Il traguardo si inserisce nel percorso avviato da AMD nel giugno 2025, quando l'azienda aveva fissato l'obiettivo di ottenere, entro il 2030, un miglioramento di venti volte nell'efficienza energetica a livello di rack per carichi di lavoro di training e inferenza AI. Non si tratta del primo impegno di questo tipo per l'azienda di Santa Clara: il precedente traguardo, noto internamente come "30x25", puntava a un miglioramento di trenta volte a livello di singolo nodo tra il 2020 e il 2025, obiettivo che AMD dichiara di aver superato raggiungendo un fattore 38x.
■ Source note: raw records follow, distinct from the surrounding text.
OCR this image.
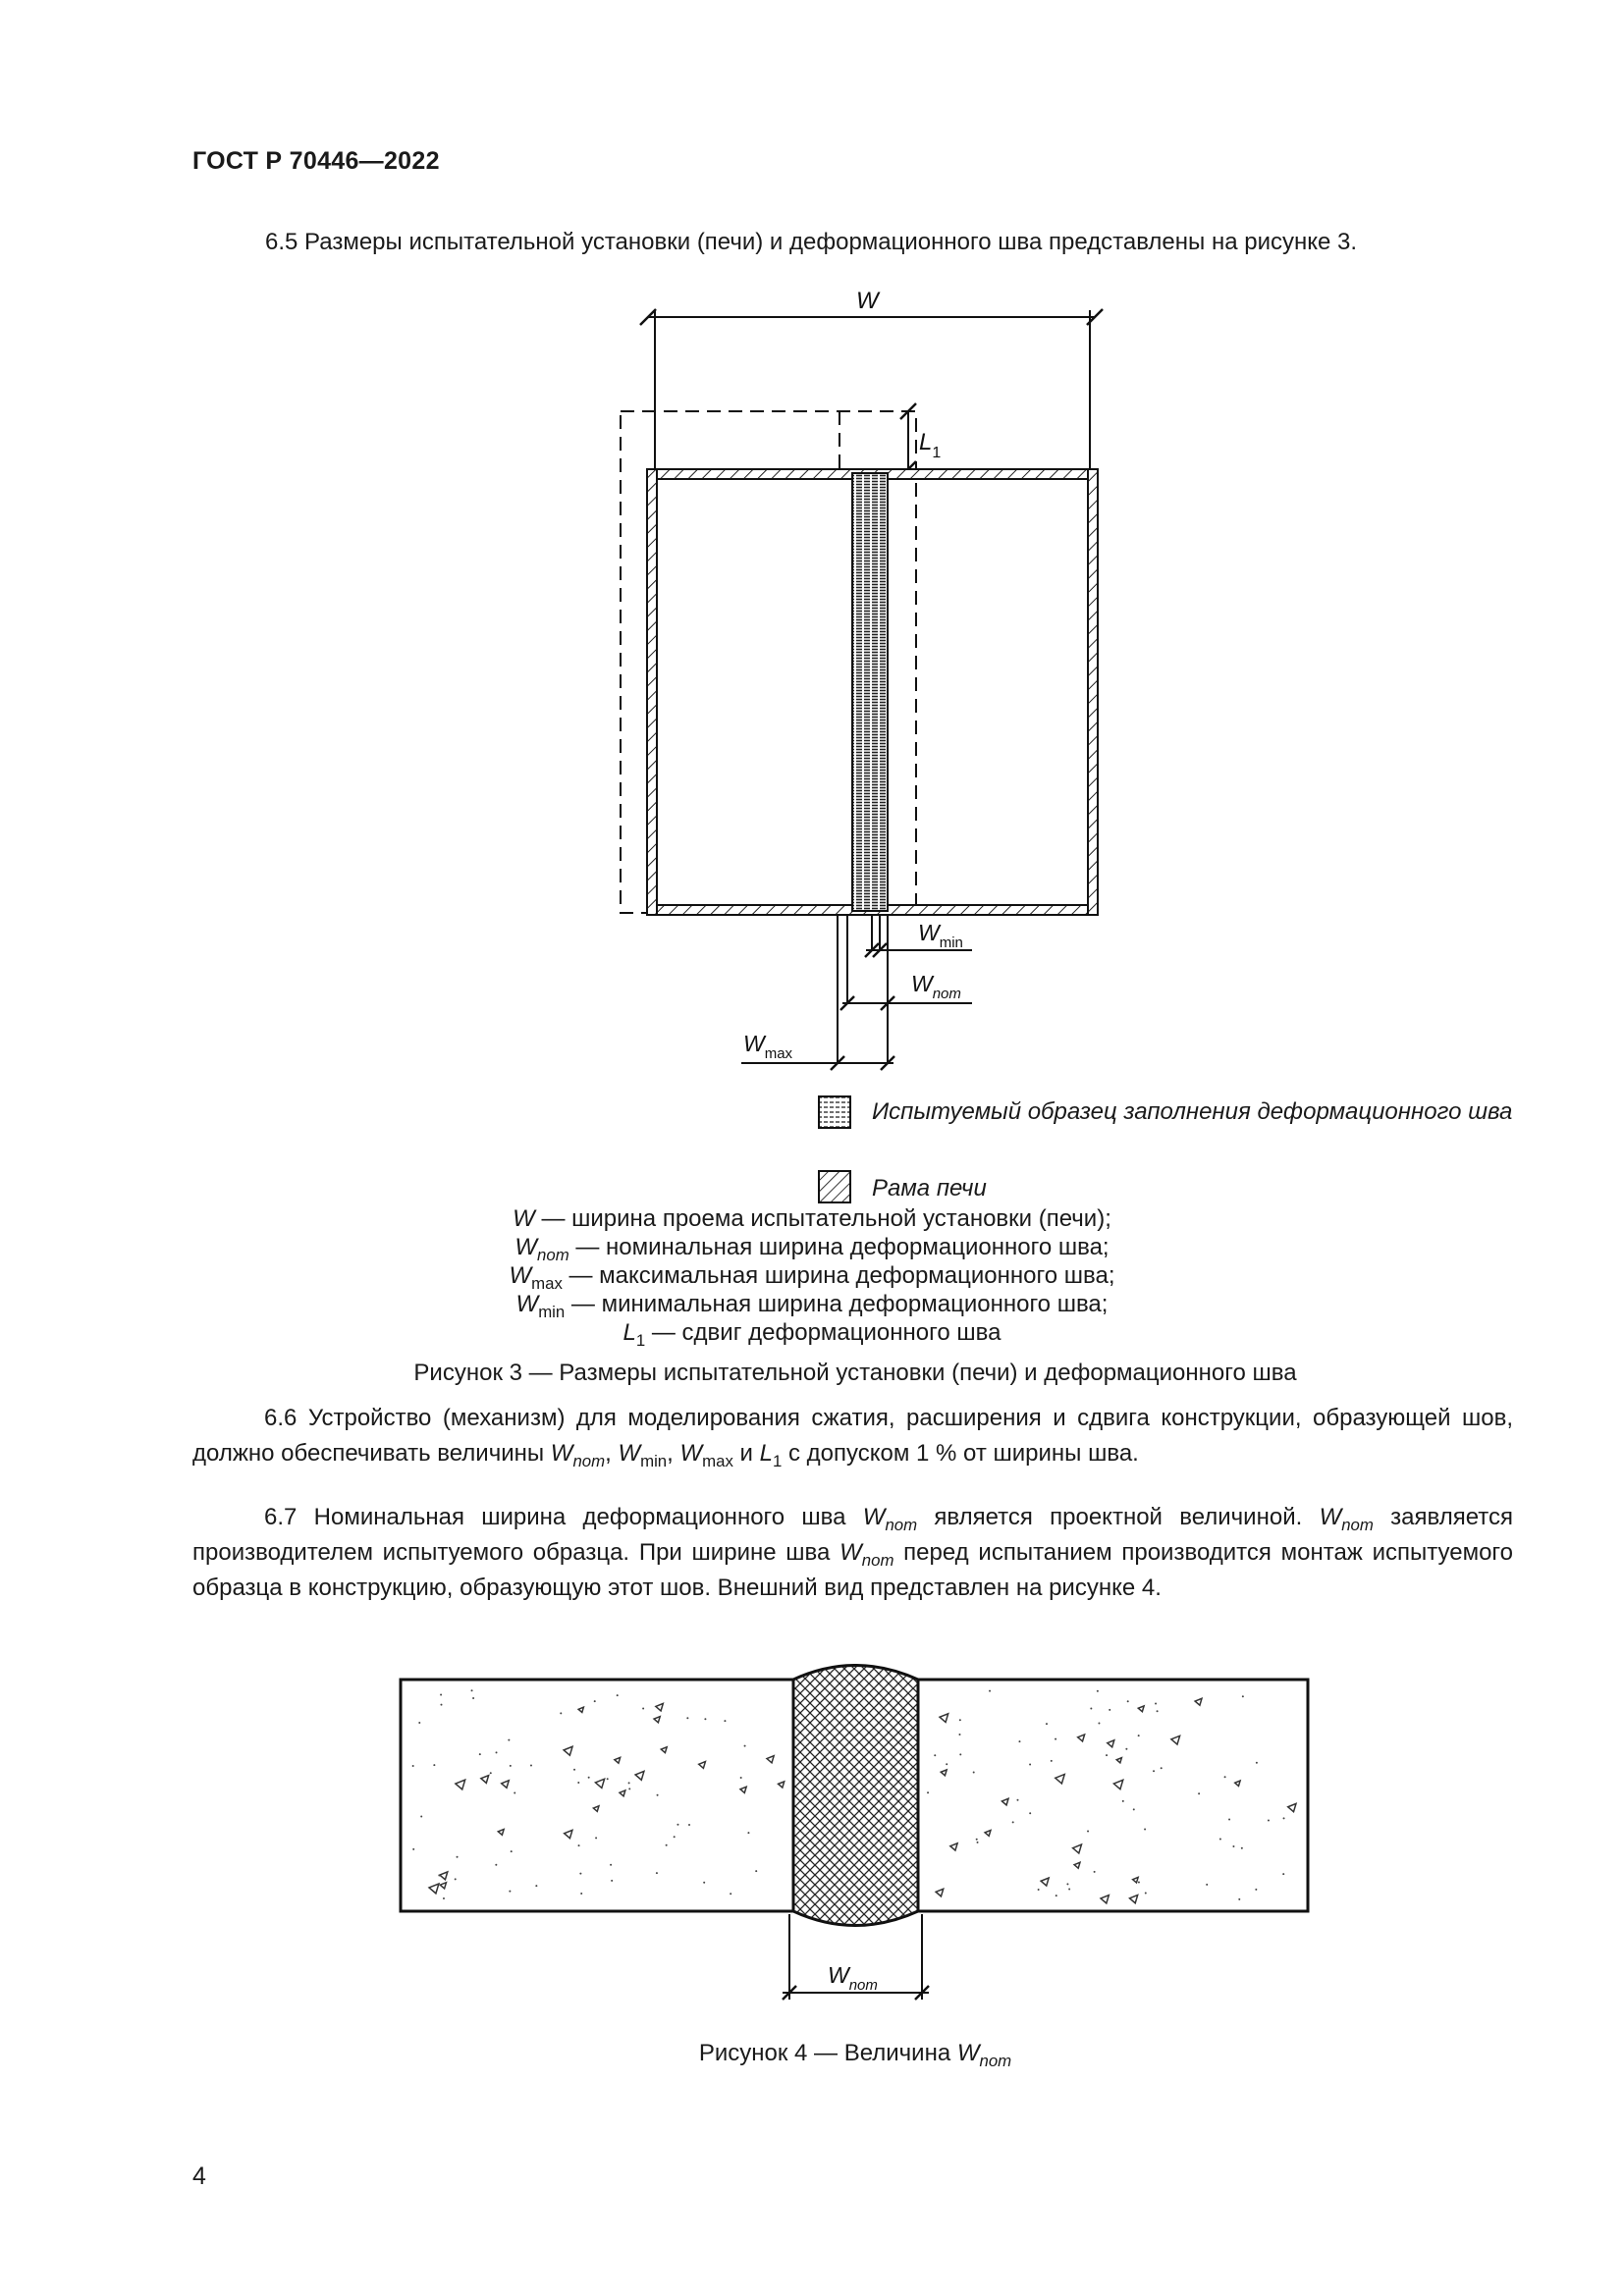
ГОСТ Р 70446—2022
6.5 Размеры испытательной установки (печи) и деформационного шва представлены на рисунке 3.
W
$L_1$
$W_{min}$
$W_{nom}$
$W_{max}$
Испытуемый образец заполнения деформационного шва
Рама печи
W — ширина проема испытательной установки (печи);
$W_{nom}$ — номинальная ширина деформационного шва;
$W_{max}$ — максимальная ширина деформационного шва;
$W_{min}$ — минимальная ширина деформационного шва;
$L_1$ — сдвиг деформационного шва
Рисунок 3 — Размеры испытательной установки (печи) и деформационного шва
6.6 Устройство (механизм) для моделирования сжатия, расширения и сдвига конструкции, образующей шов, должно обеспечивать величины $W_{nom}$, $W_{min}$, $W_{max}$ и $L_1$ с допуском 1 % от ширины шва.
6.7 Номинальная ширина деформационного шва $W_{nom}$ является проектной величиной. $W_{nom}$ заявляется производителем испытуемого образца. При ширине шва $W_{nom}$ перед испытанием производится монтаж испытуемого образца в конструкцию, образующую этот шов. Внешний вид представлен на рисунке 4.
$W_{nom}$
Рисунок 4 — Величина $W_{nom}$
4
"La prossima ondata di efficienza nell'intelligenza artificiale dipenderà da una co-ottimizzazione più stretta tra silicio di calcolo, memoria, interconnessioni, software e progettazione dei sistemi a livello di rack. Il nostro miglioramento stimato di quattro volte registrato fino al 2026 riflette la solidità del nostro approccio e i progressi che stiamo compiendo sull'intero sistema, ponendoci in anticipo rispetto al ritmo previsto per raggiungere l'obiettivo del 2030", ha affermato Sam Naffziger, senior vice president e Corporate Fellow di AMD.